Scotland and Wales NHS in bid to reassure EU nurses
EU nurses, midwives and healthcare assistants are still important and valued, say NHS Scotland and Wales
The NHS in Scotland and Wales has reassured European Union nurses that they are still welcome despite last week's Brexit vote.
The move comes after England's chief nursing officer Jane Cummings issued a message to nurses, midwives and healthcare assistants following the vote to leave the EU in last week's referendum.

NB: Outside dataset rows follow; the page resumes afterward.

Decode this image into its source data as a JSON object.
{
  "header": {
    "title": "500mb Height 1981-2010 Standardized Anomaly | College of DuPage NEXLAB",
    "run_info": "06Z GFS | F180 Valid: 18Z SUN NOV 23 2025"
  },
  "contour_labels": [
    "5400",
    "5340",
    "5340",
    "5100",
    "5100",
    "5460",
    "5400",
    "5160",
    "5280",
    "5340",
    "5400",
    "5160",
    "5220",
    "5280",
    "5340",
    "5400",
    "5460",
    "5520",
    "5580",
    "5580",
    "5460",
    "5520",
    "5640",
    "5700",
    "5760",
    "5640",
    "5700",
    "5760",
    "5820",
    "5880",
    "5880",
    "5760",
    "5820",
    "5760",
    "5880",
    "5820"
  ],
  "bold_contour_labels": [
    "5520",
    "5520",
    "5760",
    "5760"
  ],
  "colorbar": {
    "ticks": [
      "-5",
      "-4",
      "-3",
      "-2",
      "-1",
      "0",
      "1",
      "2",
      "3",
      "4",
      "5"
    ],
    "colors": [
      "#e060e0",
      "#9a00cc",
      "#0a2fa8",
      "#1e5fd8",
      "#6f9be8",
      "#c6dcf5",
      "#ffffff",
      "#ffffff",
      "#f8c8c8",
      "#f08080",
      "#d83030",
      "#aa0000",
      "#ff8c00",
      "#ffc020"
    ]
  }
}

It is not yet known how the result will affect the freedom of movement of workers between member states, or how professional qualifications will be recognised in future.
'Important and valued'
NHS Education for Scotland insisted EU nurses among Scotland’s 59,000 strong nursing workforce were ‘important and valued’.
‘Scotland has a proud heritage of world-class medical education and training, and we welcome the contribution played by staff from across Europe and beyond,' a spokesperson said.
‘Over the coming period, our priority is to work closely with the Scottish government and our stakeholders to ensure that NHS Scotland continues to recruit and train the right numbers of staff to deliver quality healthcare.’
'Opportunties and challenges'
Meanwhile, director of the Welsh NHS Confederation Vanessa Young insisted the uncertainty following the referendum will ‘bring both opportunities and challenges’.
She added: ‘The NHS in Wales, like the rest of the UK's health systems, has broadly benefited from being in the EU and, at a time when we are facing unprecedented challenges around managing demand and the retention and recruitment of the workforce, this uncertainty is unlikely to help in our work to address some of these.
‘While it is impossible to predict the full impact at this stage, we know that this decision could affect recruitment and economic stability.
‘It is important that we value the contributions made by staff from the EU who work in the health service and they must be made to feel welcome.’
More than 60% of voters in Scotland had voted to remain in the EU, while the majority of people in Wales backed leaving.